DHS budget becomes the latest partisan funding impasse on Capitol Hill
Congress found itself in familiar territory this week with an impasse over funding federal agencies. The sticking point continues to be the extent of executive power on immigration policy. A deal is now on the table for funding the Department of Homeland Security which includes Immigration and Customs Enforcement. But the eleventh hour maneuver is not certain and lawmakers continue to work in both U.S. House and Senate to keep the department running. Anthony J. Rivera has the story from Washington.
The Department of Homeland Security runs out of cash at midnight Friday unless Congress passes a short-term or long-term funding bill or extends the clock. A resolution to extend funding for three weeks is before the House while a “clean” bill to fully fund the department has passed in Senate. It’s likely at least one chamber will be working late to ensure DHS keeps the lights on. There have been many twists and turns over the past few weeks and the entire ordeal would make for quite the ride if it wasn’t so familiar from past fights on Capitol Hill.
Senator Dick Durbin explained the complex process to a gaggle of reporters: “Cloture on the motion to proceed. Then the motion to proceed. Then you’re on the bill. Then you amend the bill and you can go through all kinds of procedural problems there.”
As Congress navigates the latest crisis, the issue at the root of the impasse – the work towards implementing immigration reforms – is hardly discussed. Republicans wanted to limit the president’s ability to change immigration policy via executive action as a precondition of funding. President Obama threatened to veto.
All of this shows that lawmakers on Capitol Hill may have lost sight of the human cost of delaying action on immigration, but folks like Mary Small haven’t. She is a policy director at Detention Watch Network, a human rights advocacy group.
“So I think that one of the ways to look at what is happening on the Hill right now with the back-and-forths about the DHS appropriations bill and whether or not there’s going to be policy riders that prohibit the implementation of executive action are absolutely detached from what is happening in real communities all across the country,” said Small.

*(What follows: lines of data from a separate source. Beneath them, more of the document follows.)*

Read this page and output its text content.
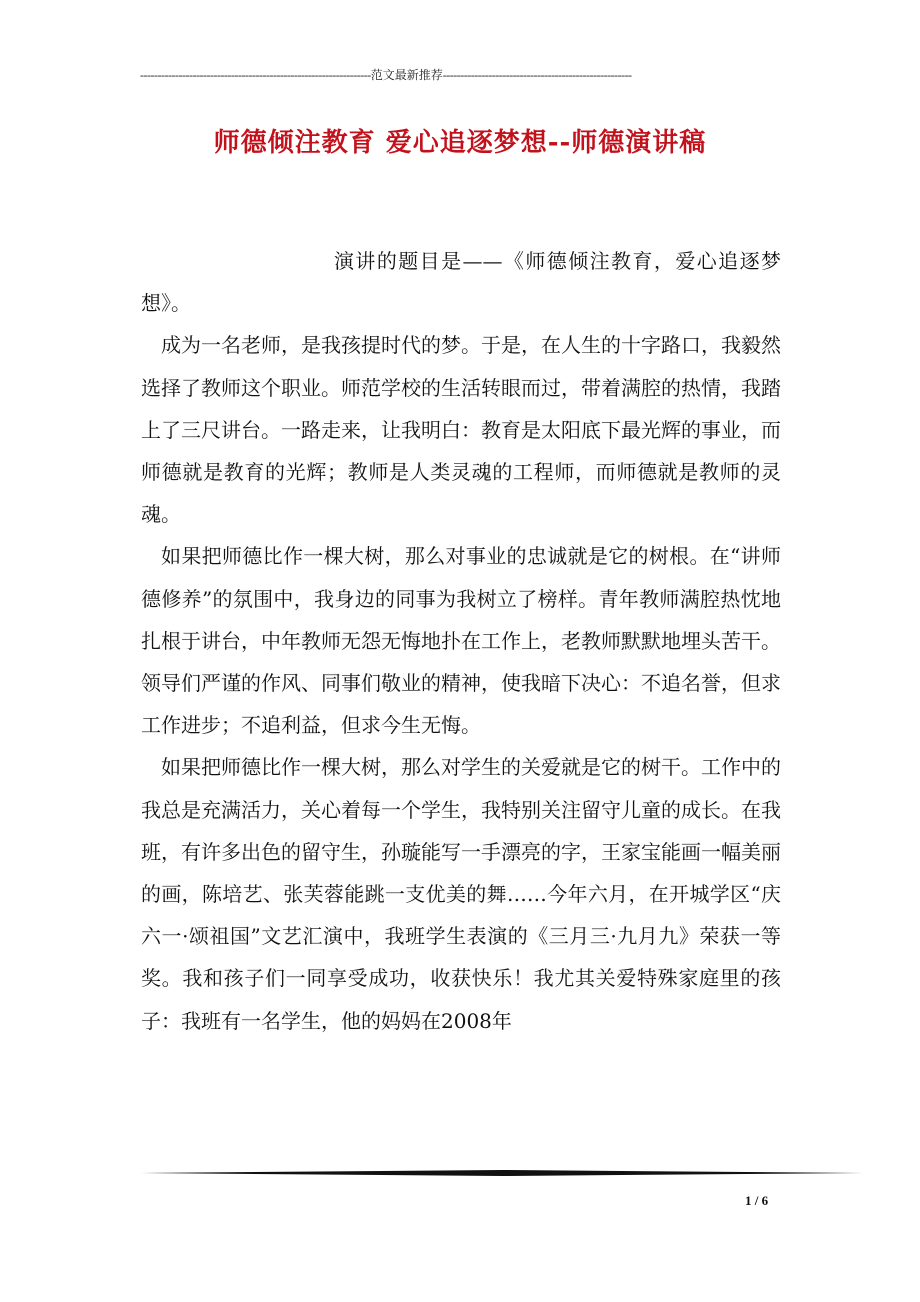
------------------------------------------------------------------范文最新推荐------------------------------------------------------
师德倾注教育 爱心追逐梦想--师德演讲稿

演讲的题目是——《师德倾注教育，爱心追逐梦想》。

成为一名老师，是我孩提时代的梦。于是，在人生的十字路口，我毅然选择了教师这个职业。师范学校的生活转眼而过，带着满腔的热情，我踏上了三尺讲台。一路走来，让我明白：教育是太阳底下最光辉的事业，而师德就是教育的光辉；教师是人类灵魂的工程师，而师德就是教师的灵魂。

如果把师德比作一棵大树，那么对事业的忠诚就是它的树根。在“讲师德修养”的氛围中，我身边的同事为我树立了榜样。青年教师满腔热忱地扎根于讲台，中年教师无怨无悔地扑在工作上，老教师默默地埋头苦干。领导们严谨的作风、同事们敬业的精神，使我暗下决心：不追名誉，但求工作进步；不追利益，但求今生无悔。

如果把师德比作一棵大树，那么对学生的关爱就是它的树干。工作中的我总是充满活力，关心着每一个学生，我特别关注留守儿童的成长。在我班，有许多出色的留守生，孙璇能写一手漂亮的字，王家宝能画一幅美丽的画，陈培艺、张芙蓉能跳一支优美的舞……今年六月，在开城学区“庆六一·颂祖国”文艺汇演中，我班学生表演的《三月三·九月九》荣获一等奖。我和孩子们一同享受成功，收获快乐！我尤其关爱特殊家庭里的孩子：我班有一名学生，他的妈妈在2008年

1 / 6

As political pundits debate who will win the DHS funding battle and ultimately the next election cycle, Small says the people languishing in legal limbo because of this immigration fight are the real losers. A huge chunk of DHS funding – around two billion dollars each year – goes to ensuring that Immigration and Customs Enforcement, or ICE, can detain thirty four thousand people on any given day; something advocates like Small refer to as the “bed quota.”
Meanwhile, members have been scrambling on Capitol Hill to find a voting sequence that would keep DHS operating, even if only for a few weeks. Both parties seemed dug into their positions. Doubts continue as to whether House Speaker John Boehner can even bring his caucus together to help keep DHS from shutting down. But as late as Thursday afternoon, House Appropriations Chairman Hal Rogers indicated a stopgap measure might pass Friday. The stopgap measure favored by the House is something Homeland Security Secretary Jeh Johnson says amounts to “kicking the can a few weeks down the road.”
It was only last week that a federal judge in Brownsville, Texas ruled against the president’s executive action to extend relief from deportation to an estimated five million undocumented immigrants. Several Democrats, including Senator Joe Manchin of West Virginia, suggested the court action would allow the Republicans political cover they needed reach a deal.
“I think our Republican friends are in perfect position right now with a court order and the president said he would back down and wait until the judge rules, Manchin said. “That’s a perfect position to be in to get a clean DHS bill and then wait til the judge.”
In Congress it’s common for either side of the aisle to talk past each other. When approached for his thoughts, Maryland Congressman Elijah Cummings asked what his Republican colleagues were saying. When he heard a continuing resolution was in play, he took a step back from the bustle of the Speaker’s Lobby just off the House and reflected on how Congress is building its legacy.
“I think it’s very sad that we are going through this chapter of United States history,” Cummings said.
Congress may have found the will to fund Homeland Security. But given Obama’s increased willingness to use the presidential pen and the GOP’s power in legislative numbers, this standoff probably won’t be the administration’s last.